意外なのが「島民は魚を食べない」ということ。御蔵島ではもちろん魚が獲れますし、村内放送で「魚が獲れました」とアナウンスもありますが、切り身ではないため不便だそう。冷凍するにしても鮮度が落ちてしまうため、食べ慣れた地元の住民は買わないそう。結局、ほぼすべての魚が釣ったままの状態で築地などの市場へ輸送されます。その方が作業も楽で、お金にもなるそうです。外食(ランチ・弁当・惣菜)の拡充、料理講習会(島食材を使用)の実施、地産地消できる野菜・魚の販売などを通じて島内外とのイメージの乖離をなくしていくことが大切だと役場の職員はおっしゃっていました。
ふくまる商店さんのシャーベットもオススメです。
小さな島のため宿の収容数にも限りがあり、日帰りは基本的に禁止となっています。
港には警察が立ち会っているので、不審な動きをしていると「宿は取っていますか」など質問される可能性もあります。

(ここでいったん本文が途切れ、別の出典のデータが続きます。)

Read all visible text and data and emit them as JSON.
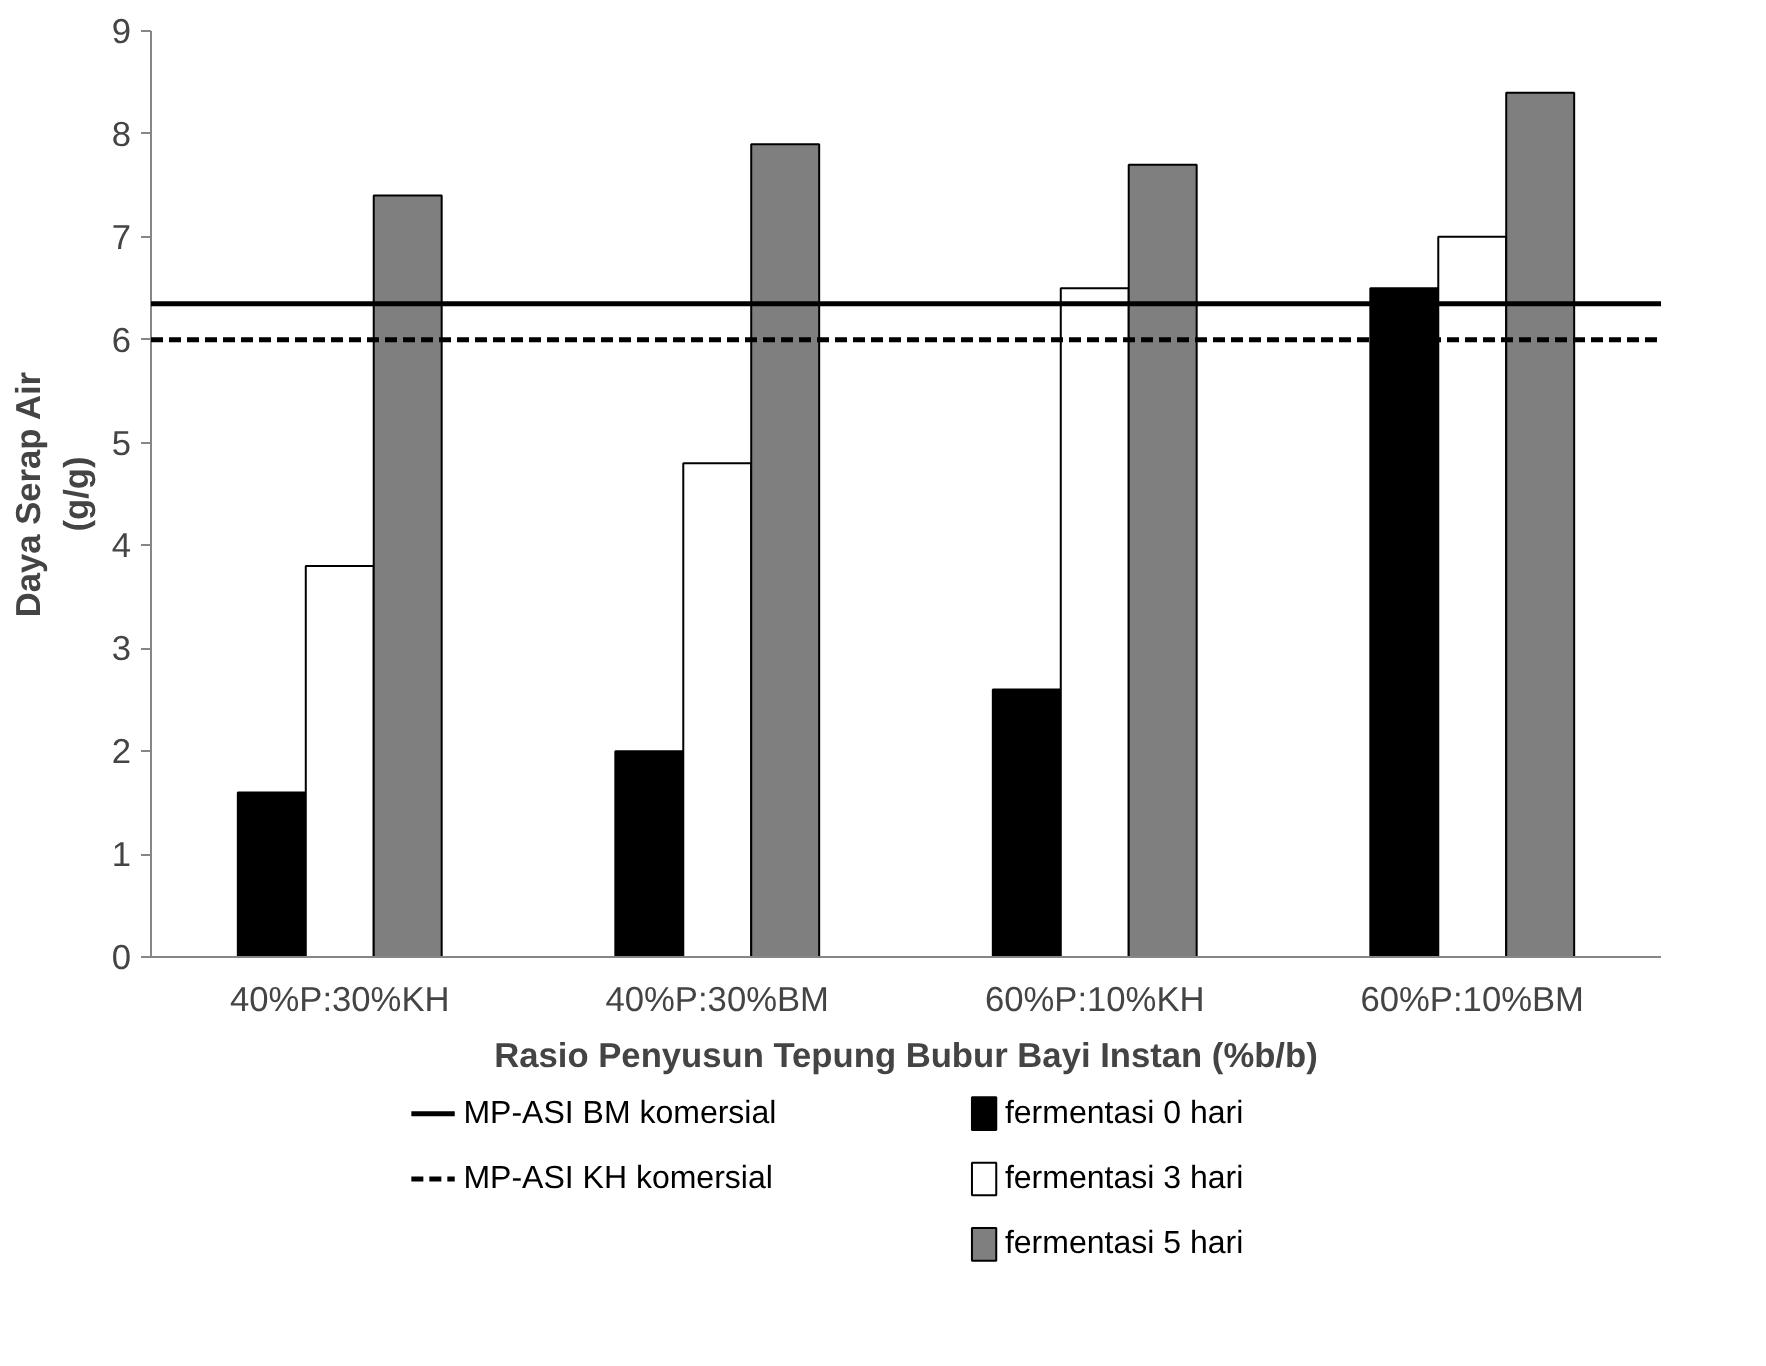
{
  "chart_data": {
    "type": "bar",
    "xlabel": "Rasio Penyusun Tepung Bubur Bayi Instan (%b/b)",
    "ylabel": "Daya Serap Air\n(g/g)",
    "categories": [
      "40%P:30%KH",
      "40%P:30%BM",
      "60%P:10%KH",
      "60%P:10%BM"
    ],
    "series": [
      {
        "name": "fermentasi 0 hari",
        "color": "#000000",
        "values": [
          1.6,
          2.0,
          2.6,
          6.5
        ]
      },
      {
        "name": "fermentasi 3 hari",
        "color": "#ffffff",
        "values": [
          3.8,
          4.8,
          6.5,
          7.0
        ]
      },
      {
        "name": "fermentasi 5 hari",
        "color": "#7f7f7f",
        "values": [
          7.4,
          7.9,
          7.7,
          8.4
        ]
      }
    ],
    "ylim": [
      0,
      9
    ],
    "yticks": [
      0,
      1,
      2,
      3,
      4,
      5,
      6,
      7,
      8,
      9
    ],
    "ref_lines": [
      {
        "axis": "y",
        "value": 6.35,
        "label": "MP-ASI BM komersial",
        "color": "#000000",
        "line_style": "solid"
      },
      {
        "axis": "y",
        "value": 6.0,
        "label": "MP-ASI KH komersial",
        "color": "#000000",
        "line_style": "dashed"
      }
    ],
    "grid": false,
    "legend": "bottom"
  }
}
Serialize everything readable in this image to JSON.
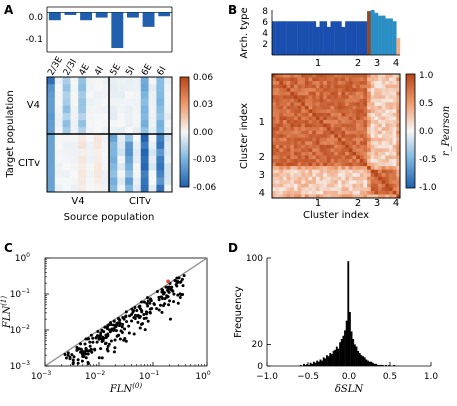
{
  "panels": {
    "A": {
      "label": "A",
      "bar": {
        "type": "bar",
        "categories": [
          "2/3E",
          "2/3I",
          "4E",
          "4I",
          "5E",
          "5I",
          "6E",
          "6I"
        ],
        "values": [
          -0.03,
          -0.01,
          -0.03,
          -0.02,
          -0.135,
          -0.02,
          -0.055,
          -0.015
        ],
        "yticks": [
          "0.0",
          "-0.1"
        ],
        "ylim": [
          -0.15,
          0.02
        ]
      },
      "heatmap": {
        "type": "heatmap",
        "xlabel": "Source population",
        "ylabel": "Target population",
        "xgroups": [
          "V4",
          "CITv"
        ],
        "ygroups": [
          "V4",
          "CITv"
        ],
        "colorbar_ticks": [
          "0.06",
          "0.03",
          "0.00",
          "-0.03",
          "-0.06"
        ],
        "vmin": -0.06,
        "vmax": 0.06
      }
    },
    "B": {
      "label": "B",
      "bar": {
        "type": "bar",
        "ylabel": "Arch. type",
        "yticks": [
          "8",
          "6",
          "4",
          "2"
        ],
        "ylim": [
          0,
          8
        ],
        "cluster_labels": [
          "1",
          "2",
          "3",
          "4"
        ],
        "clusters": [
          {
            "name": "1",
            "values": [
              6,
              6,
              6,
              6,
              6,
              6,
              6,
              6,
              6,
              6,
              6,
              6,
              5,
              6,
              6,
              5,
              6,
              6,
              6,
              5,
              6,
              6,
              6,
              6,
              6,
              6
            ],
            "color": "#1a4fb0"
          },
          {
            "name": "2",
            "values": [
              7.8
            ],
            "color": "#8b4a2b"
          },
          {
            "name": "3",
            "values": [
              8,
              7.5,
              7,
              7,
              6.5,
              6.5,
              6
            ],
            "color": "#2b8fc6"
          },
          {
            "name": "4",
            "values": [
              3
            ],
            "color": "#f0b089"
          }
        ]
      },
      "heatmap": {
        "type": "heatmap",
        "xlabel": "Cluster index",
        "ylabel": "Cluster index",
        "xgroups": [
          "1",
          "2",
          "3",
          "4"
        ],
        "ygroups": [
          "1",
          "2",
          "3",
          "4"
        ],
        "colorbar_label": "r_Pearson",
        "colorbar_ticks": [
          "1.0",
          "0.5",
          "0.0",
          "-0.5",
          "-1.0"
        ],
        "vmin": -1.0,
        "vmax": 1.0
      }
    },
    "C": {
      "label": "C",
      "type": "scatter",
      "xlabel": "FLN(0)",
      "ylabel": "FLN(1)",
      "xlabel_main": "FLN",
      "xlabel_sup": "(0)",
      "ylabel_main": "FLN",
      "ylabel_sup": "(1)",
      "xtick_base": "10",
      "xtick_exps": [
        "−3",
        "−2",
        "−1",
        "0"
      ],
      "ytick_base": "10",
      "ytick_exps": [
        "−3",
        "−2",
        "−1",
        "0"
      ],
      "xlim": [
        0.001,
        1
      ],
      "ylim": [
        0.001,
        1
      ],
      "log": true
    },
    "D": {
      "label": "D",
      "type": "bar",
      "xlabel": "δSLN",
      "ylabel": "Frequency",
      "xticks": [
        "−1.0",
        "−0.5",
        "0.0",
        "0.5",
        "1.0"
      ],
      "yticks": [
        "100",
        "20",
        "0"
      ],
      "xlim": [
        -1,
        1
      ],
      "ylim": [
        0,
        100
      ],
      "bin_width": 0.02,
      "bins_start": -0.6,
      "counts": [
        1,
        0,
        2,
        1,
        2,
        1,
        3,
        2,
        4,
        3,
        5,
        4,
        6,
        5,
        8,
        7,
        10,
        9,
        12,
        11,
        14,
        15,
        18,
        16,
        22,
        25,
        28,
        33,
        42,
        97,
        50,
        32,
        25,
        20,
        18,
        14,
        12,
        10,
        9,
        8,
        6,
        5,
        4,
        4,
        3,
        2,
        2,
        1,
        1,
        1,
        1,
        0,
        1,
        0,
        1,
        0,
        0,
        1,
        0,
        0
      ]
    }
  }
}
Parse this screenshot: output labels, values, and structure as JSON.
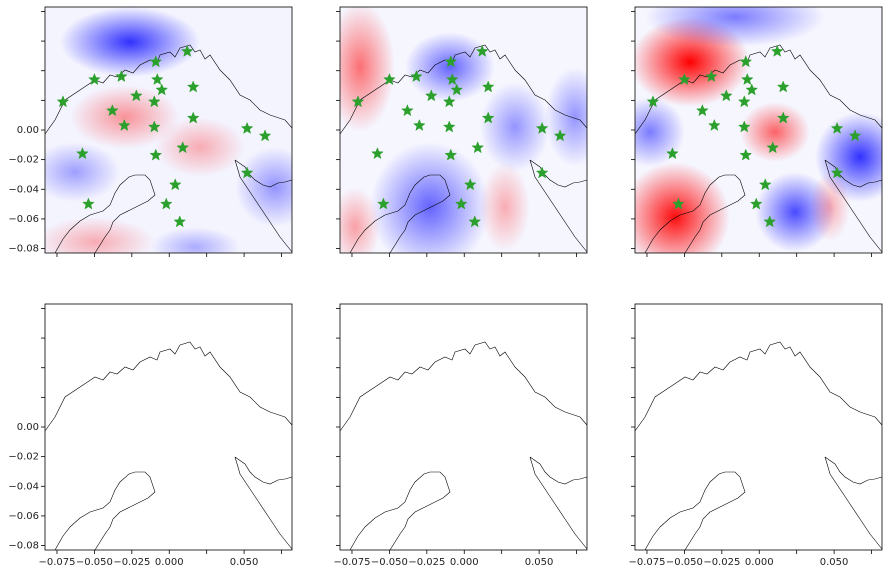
{
  "chart_data": [
    {
      "type": "scatter",
      "xlim": [
        -0.083,
        0.082
      ],
      "ylim": [
        -0.083,
        0.083
      ],
      "xticks": [
        -0.075,
        -0.05,
        -0.025,
        0,
        0.025,
        0.05,
        0.075
      ],
      "yticks": [
        {
          "value": -0.08,
          "label": "−0.08"
        },
        {
          "value": -0.06,
          "label": "−0.06"
        },
        {
          "value": -0.04,
          "label": "−0.04"
        },
        {
          "value": -0.02,
          "label": "−0.02"
        },
        {
          "value": 0,
          "label": "0.00"
        },
        0.02,
        0.04,
        0.06,
        0.08
      ],
      "series": [
        {
          "color": "#2ca02c",
          "marker": "star",
          "x": [
            -0.071,
            -0.05,
            -0.032,
            -0.022,
            -0.038,
            -0.03,
            -0.009,
            -0.008,
            -0.005,
            -0.01,
            0.012,
            0.016,
            0.016,
            -0.01,
            0.052,
            0.064,
            -0.058,
            -0.009,
            0.009,
            0.052,
            0.004,
            -0.054,
            -0.002,
            0.007
          ],
          "values": [
            0.019,
            0.034,
            0.036,
            0.023,
            0.013,
            0.003,
            0.046,
            0.034,
            0.027,
            0.019,
            0.053,
            0.029,
            0.008,
            0.002,
            0.001,
            -0.004,
            -0.016,
            -0.017,
            -0.012,
            -0.029,
            -0.037,
            -0.05,
            -0.05,
            -0.062
          ]
        }
      ]
    },
    {
      "type": "scatter",
      "xlim": [
        -0.083,
        0.082
      ],
      "ylim": [
        -0.083,
        0.083
      ],
      "xticks": [
        -0.075,
        -0.05,
        -0.025,
        0,
        0.025,
        0.05,
        0.075
      ],
      "yticks": [
        -0.08,
        -0.06,
        -0.04,
        -0.02,
        0,
        0.02,
        0.04,
        0.06,
        0.08
      ],
      "series": [
        {
          "color": "#2ca02c",
          "marker": "star",
          "x": [
            -0.071,
            -0.05,
            -0.032,
            -0.022,
            -0.038,
            -0.03,
            -0.009,
            -0.008,
            -0.005,
            -0.01,
            0.012,
            0.016,
            0.016,
            -0.01,
            0.052,
            0.064,
            -0.058,
            -0.009,
            0.009,
            0.052,
            0.004,
            -0.054,
            -0.002,
            0.007
          ],
          "values": [
            0.019,
            0.034,
            0.036,
            0.023,
            0.013,
            0.003,
            0.046,
            0.034,
            0.027,
            0.019,
            0.053,
            0.029,
            0.008,
            0.002,
            0.001,
            -0.004,
            -0.016,
            -0.017,
            -0.012,
            -0.029,
            -0.037,
            -0.05,
            -0.05,
            -0.062
          ]
        }
      ]
    },
    {
      "type": "scatter",
      "xlim": [
        -0.083,
        0.082
      ],
      "ylim": [
        -0.083,
        0.083
      ],
      "xticks": [
        -0.075,
        -0.05,
        -0.025,
        0,
        0.025,
        0.05,
        0.075
      ],
      "yticks": [
        -0.08,
        -0.06,
        -0.04,
        -0.02,
        0,
        0.02,
        0.04,
        0.06,
        0.08
      ],
      "series": [
        {
          "color": "#2ca02c",
          "marker": "star",
          "x": [
            -0.071,
            -0.05,
            -0.032,
            -0.022,
            -0.038,
            -0.03,
            -0.009,
            -0.008,
            -0.005,
            -0.01,
            0.012,
            0.016,
            0.016,
            -0.01,
            0.052,
            0.064,
            -0.058,
            -0.009,
            0.009,
            0.052,
            0.004,
            -0.054,
            -0.002,
            0.007
          ],
          "values": [
            0.019,
            0.034,
            0.036,
            0.023,
            0.013,
            0.003,
            0.046,
            0.034,
            0.027,
            0.019,
            0.053,
            0.029,
            0.008,
            0.002,
            0.001,
            -0.004,
            -0.016,
            -0.017,
            -0.012,
            -0.029,
            -0.037,
            -0.05,
            -0.05,
            -0.062
          ]
        }
      ]
    },
    {
      "type": "map",
      "xlim": [
        -0.083,
        0.082
      ],
      "ylim": [
        -0.083,
        0.083
      ],
      "xticks": [
        {
          "value": -0.075,
          "label": "−0.075"
        },
        {
          "value": -0.05,
          "label": "−0.050"
        },
        {
          "value": -0.025,
          "label": "−0.025"
        },
        {
          "value": 0,
          "label": "0.000"
        },
        0.025,
        {
          "value": 0.05,
          "label": "0.050"
        },
        0.075
      ],
      "yticks": [
        {
          "value": -0.08,
          "label": "−0.08"
        },
        {
          "value": -0.06,
          "label": "−0.06"
        },
        {
          "value": -0.04,
          "label": "−0.04"
        },
        {
          "value": -0.02,
          "label": "−0.02"
        },
        {
          "value": 0,
          "label": "0.00"
        },
        0.02,
        0.04,
        0.06,
        0.08
      ]
    },
    {
      "type": "map",
      "xlim": [
        -0.083,
        0.082
      ],
      "ylim": [
        -0.083,
        0.083
      ],
      "xticks": [
        {
          "value": -0.075,
          "label": "−0.075"
        },
        {
          "value": -0.05,
          "label": "−0.050"
        },
        {
          "value": -0.025,
          "label": "−0.025"
        },
        {
          "value": 0,
          "label": "0.000"
        },
        0.025,
        {
          "value": 0.05,
          "label": "0.050"
        },
        0.075
      ],
      "yticks": [
        -0.08,
        -0.06,
        -0.04,
        -0.02,
        0,
        0.02,
        0.04,
        0.06,
        0.08
      ]
    },
    {
      "type": "map",
      "xlim": [
        -0.083,
        0.082
      ],
      "ylim": [
        -0.083,
        0.083
      ],
      "xticks": [
        {
          "value": -0.075,
          "label": "−0.075"
        },
        {
          "value": -0.05,
          "label": "−0.050"
        },
        {
          "value": -0.025,
          "label": "−0.025"
        },
        {
          "value": 0,
          "label": "0.000"
        },
        0.025,
        {
          "value": 0.05,
          "label": "0.050"
        },
        0.075
      ],
      "yticks": [
        -0.08,
        -0.06,
        -0.04,
        -0.02,
        0,
        0.02,
        0.04,
        0.06,
        0.08
      ]
    }
  ]
}
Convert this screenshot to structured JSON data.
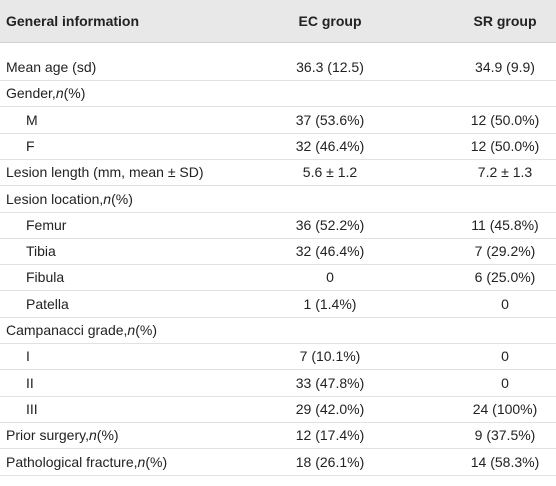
{
  "table": {
    "header": [
      "General information",
      "EC group",
      "SR group"
    ],
    "rows": [
      {
        "label": [
          "Mean age (sd)"
        ],
        "ec": "36.3 (12.5)",
        "sr": "34.9 (9.9)"
      },
      {
        "label": [
          "Gender, ",
          "n",
          " (%)"
        ],
        "children": [
          {
            "label": [
              "M"
            ],
            "ec": "37 (53.6%)",
            "sr": "12 (50.0%)"
          },
          {
            "label": [
              "F"
            ],
            "ec": "32 (46.4%)",
            "sr": "12 (50.0%)"
          }
        ]
      },
      {
        "label": [
          "Lesion length (mm, mean ± SD)"
        ],
        "ec": "5.6 ± 1.2",
        "sr": "7.2 ± 1.3"
      },
      {
        "label": [
          "Lesion location, ",
          "n",
          " (%)"
        ],
        "children": [
          {
            "label": [
              "Femur"
            ],
            "ec": "36 (52.2%)",
            "sr": "11 (45.8%)"
          },
          {
            "label": [
              "Tibia"
            ],
            "ec": "32 (46.4%)",
            "sr": "7 (29.2%)"
          },
          {
            "label": [
              "Fibula"
            ],
            "ec": "0",
            "sr": "6 (25.0%)"
          },
          {
            "label": [
              "Patella"
            ],
            "ec": "1 (1.4%)",
            "sr": "0"
          }
        ]
      },
      {
        "label": [
          "Campanacci grade, ",
          "n",
          " (%)"
        ],
        "children": [
          {
            "label": [
              "I"
            ],
            "ec": "7 (10.1%)",
            "sr": "0"
          },
          {
            "label": [
              "II"
            ],
            "ec": "33 (47.8%)",
            "sr": "0"
          },
          {
            "label": [
              "III"
            ],
            "ec": "29 (42.0%)",
            "sr": "24 (100%)"
          }
        ]
      },
      {
        "label": [
          "Prior surgery, ",
          "n",
          " (%)"
        ],
        "ec": "12 (17.4%)",
        "sr": "9 (37.5%)"
      },
      {
        "label": [
          "Pathological fracture, ",
          "n",
          " (%)"
        ],
        "ec": "18 (26.1%)",
        "sr": "14 (58.3%)"
      }
    ]
  }
}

この日は観光協会の人に楯突く観光客も見かけました。「2日前に来島を決めて、大した前調べもせずガイドもお願いせずに日帰りする予定できてしまった。車道を散歩するだけで終わってしまいました。愚かすぎる旅、愚かすぎる人間」と思い出ノートに書き捨てていました。
安く泊まりたいならバンガローがオススメ。お値段は4000円。毎年4〜10月まで宿泊できます。炊事場、トイレ、シャワーは共同です。
暮らしは定期船の入港に左右され、悪天候が続けば食料やその他物資などが不足することもあります。
翌朝、7時10分に運行状況は★から◯に。やったー!
無事に12時35分発で東京へ帰ることができました。
しかし、心臓に悪い旅です。三宅島、御蔵島への旅は予定通り進むか最後までドキドキです。